Marines with the Assault Breacher Vehicle platoon, 1st Combat Engineer Battalion repair an ABV during a vehicle convoy, March 17. Marines have had to learn how to fix their vehicles on the fly in order to keep moving. Photo by Cpl. John McCall
During a past mission, there was a platoon of Marines who were unable to receive resupply convoys at their patrol base due to enemy fighters constantly emplacing IEDs. The ABV platoon rolled in to help.
“We went in, cleared a route they could use, and now they are able to get resupplied,” said Lance Cpl. Jady Hubbard, a 27-year-old ABV operator from Trussville, Ala. “Those guys thanked us from the bottom of their hearts for what we did. It felt good knowing we were able to make a difference for them.”

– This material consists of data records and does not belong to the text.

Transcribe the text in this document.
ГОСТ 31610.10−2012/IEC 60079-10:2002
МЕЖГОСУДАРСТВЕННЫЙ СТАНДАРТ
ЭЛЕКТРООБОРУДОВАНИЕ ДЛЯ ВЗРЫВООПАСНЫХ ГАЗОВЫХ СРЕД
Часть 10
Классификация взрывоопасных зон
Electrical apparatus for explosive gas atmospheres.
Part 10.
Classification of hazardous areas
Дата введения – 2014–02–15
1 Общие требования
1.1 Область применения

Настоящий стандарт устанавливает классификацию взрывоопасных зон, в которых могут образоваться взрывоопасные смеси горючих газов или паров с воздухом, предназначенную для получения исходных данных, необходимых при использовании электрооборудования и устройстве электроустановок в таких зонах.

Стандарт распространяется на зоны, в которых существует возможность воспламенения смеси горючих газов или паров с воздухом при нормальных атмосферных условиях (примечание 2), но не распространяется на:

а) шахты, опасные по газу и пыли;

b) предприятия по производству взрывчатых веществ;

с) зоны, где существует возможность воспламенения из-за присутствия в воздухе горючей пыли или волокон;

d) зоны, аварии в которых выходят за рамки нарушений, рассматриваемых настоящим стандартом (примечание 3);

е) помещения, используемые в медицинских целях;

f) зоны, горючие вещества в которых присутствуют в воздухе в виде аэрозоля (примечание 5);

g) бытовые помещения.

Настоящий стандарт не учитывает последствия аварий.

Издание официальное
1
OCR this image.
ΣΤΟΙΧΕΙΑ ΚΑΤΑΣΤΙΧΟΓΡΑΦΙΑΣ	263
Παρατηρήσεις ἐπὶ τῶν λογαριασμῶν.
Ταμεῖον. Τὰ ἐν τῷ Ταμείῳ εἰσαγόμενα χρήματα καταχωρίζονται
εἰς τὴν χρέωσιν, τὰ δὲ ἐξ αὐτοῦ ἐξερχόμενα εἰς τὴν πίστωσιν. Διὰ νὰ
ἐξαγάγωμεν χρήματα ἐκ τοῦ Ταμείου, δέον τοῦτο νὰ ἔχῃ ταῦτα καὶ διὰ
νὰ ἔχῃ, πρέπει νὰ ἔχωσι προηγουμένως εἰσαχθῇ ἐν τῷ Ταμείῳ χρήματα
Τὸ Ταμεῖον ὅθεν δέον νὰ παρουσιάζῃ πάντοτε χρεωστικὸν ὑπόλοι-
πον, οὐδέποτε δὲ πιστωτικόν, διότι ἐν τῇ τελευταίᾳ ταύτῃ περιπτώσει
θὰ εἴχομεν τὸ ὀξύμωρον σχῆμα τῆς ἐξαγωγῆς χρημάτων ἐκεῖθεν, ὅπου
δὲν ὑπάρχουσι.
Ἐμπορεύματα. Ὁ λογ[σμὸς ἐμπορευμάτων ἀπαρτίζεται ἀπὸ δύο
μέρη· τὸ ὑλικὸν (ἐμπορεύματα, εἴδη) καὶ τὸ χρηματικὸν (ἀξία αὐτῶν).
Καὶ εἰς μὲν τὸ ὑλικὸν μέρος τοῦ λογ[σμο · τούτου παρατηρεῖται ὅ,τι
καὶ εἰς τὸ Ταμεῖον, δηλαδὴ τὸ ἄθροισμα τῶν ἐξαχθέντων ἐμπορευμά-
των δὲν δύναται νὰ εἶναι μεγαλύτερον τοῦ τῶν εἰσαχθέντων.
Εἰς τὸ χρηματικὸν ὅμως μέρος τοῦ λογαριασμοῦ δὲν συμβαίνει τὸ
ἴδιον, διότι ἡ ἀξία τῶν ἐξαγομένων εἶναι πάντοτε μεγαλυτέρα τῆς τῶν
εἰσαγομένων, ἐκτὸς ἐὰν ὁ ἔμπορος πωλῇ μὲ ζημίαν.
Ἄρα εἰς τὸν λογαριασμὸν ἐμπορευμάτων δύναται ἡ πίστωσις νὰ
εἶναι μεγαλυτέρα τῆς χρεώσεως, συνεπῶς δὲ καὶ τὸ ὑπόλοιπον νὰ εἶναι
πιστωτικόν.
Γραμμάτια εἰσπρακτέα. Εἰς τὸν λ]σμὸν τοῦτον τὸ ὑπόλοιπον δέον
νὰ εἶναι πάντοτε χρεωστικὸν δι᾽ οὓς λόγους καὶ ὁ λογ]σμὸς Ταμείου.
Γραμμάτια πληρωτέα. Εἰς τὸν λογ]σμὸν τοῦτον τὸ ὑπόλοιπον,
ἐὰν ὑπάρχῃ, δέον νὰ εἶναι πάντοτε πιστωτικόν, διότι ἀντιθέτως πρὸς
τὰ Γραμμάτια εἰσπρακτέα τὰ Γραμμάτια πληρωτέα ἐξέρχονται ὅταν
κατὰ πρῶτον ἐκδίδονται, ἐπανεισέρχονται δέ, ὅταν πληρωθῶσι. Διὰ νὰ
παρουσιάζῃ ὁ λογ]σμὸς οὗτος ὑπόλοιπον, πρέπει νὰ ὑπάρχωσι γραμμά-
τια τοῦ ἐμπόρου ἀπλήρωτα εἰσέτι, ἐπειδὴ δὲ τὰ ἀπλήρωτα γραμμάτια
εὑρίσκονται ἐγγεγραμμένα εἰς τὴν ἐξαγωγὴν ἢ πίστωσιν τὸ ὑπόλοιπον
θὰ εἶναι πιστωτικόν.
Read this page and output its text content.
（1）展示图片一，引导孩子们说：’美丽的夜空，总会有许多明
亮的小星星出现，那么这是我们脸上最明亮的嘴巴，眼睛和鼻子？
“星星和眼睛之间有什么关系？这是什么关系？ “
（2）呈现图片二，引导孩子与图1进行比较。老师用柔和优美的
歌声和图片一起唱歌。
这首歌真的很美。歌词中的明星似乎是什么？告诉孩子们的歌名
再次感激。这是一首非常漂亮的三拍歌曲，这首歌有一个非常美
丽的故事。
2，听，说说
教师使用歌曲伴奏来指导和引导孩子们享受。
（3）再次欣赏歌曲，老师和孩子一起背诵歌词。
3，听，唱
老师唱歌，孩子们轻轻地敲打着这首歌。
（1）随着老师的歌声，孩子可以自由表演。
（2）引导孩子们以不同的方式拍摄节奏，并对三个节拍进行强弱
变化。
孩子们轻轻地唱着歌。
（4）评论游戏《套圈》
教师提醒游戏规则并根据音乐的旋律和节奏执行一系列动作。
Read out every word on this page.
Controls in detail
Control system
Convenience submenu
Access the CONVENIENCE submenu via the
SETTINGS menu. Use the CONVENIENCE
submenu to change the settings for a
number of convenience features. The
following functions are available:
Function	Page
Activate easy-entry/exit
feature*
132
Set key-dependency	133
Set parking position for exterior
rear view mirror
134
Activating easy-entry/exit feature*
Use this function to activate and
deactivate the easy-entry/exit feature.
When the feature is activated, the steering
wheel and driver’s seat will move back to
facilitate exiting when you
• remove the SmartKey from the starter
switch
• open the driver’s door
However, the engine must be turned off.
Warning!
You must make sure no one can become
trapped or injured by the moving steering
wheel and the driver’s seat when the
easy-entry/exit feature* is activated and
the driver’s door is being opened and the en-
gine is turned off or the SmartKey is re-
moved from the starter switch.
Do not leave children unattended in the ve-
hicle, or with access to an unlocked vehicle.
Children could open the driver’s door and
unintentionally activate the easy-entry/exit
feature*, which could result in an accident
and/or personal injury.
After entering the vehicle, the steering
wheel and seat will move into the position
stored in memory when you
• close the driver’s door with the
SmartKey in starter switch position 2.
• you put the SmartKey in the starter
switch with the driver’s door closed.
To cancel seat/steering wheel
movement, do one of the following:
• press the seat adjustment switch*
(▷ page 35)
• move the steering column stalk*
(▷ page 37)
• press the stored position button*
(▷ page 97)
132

There are Marines specified as ABV mechanics in the platoon to make necessary repairs. However, operators have also had to learn how to repair their own vehicles due to the amount of work required to maintain the vehicles properly.
“Since there is so much work to be done you have to lend a hand, and, in doing so, you learn how to fix the vehicles yourself,” said Cpl. James Gunsolus, a 25-year-old ABV operator from Bakersfield, Calif. “We try to help the mechanics out as much as we can.”
“We’ve gotten a lot faster at doing maintenance,” Hubbard added. “Some things that used to take us a day, we can get done in a few hours, especially when we are doing a mission; it gives you a real sense of urgency.”
Marines with the Assault Breacher Vehicle platoon, 1st Combat Engineer Battalion work late into the night to repair an ABV, March 12. The ABV is equipped with a sharp plow blade on its front end for clearing routes. Photo by Cpl. John McCall
ABV operators are constantly on the move offering their valuable skills to coalition forces throughout southern Afghanistan.
“We are able to do the same things that route clearance platoons do, except we can do it safer,” said 26-year-old Cpl. Kevin Wallin, a combat engineer from Philadelphia. “We can open up routes that friendly forces haven’t been able to use.”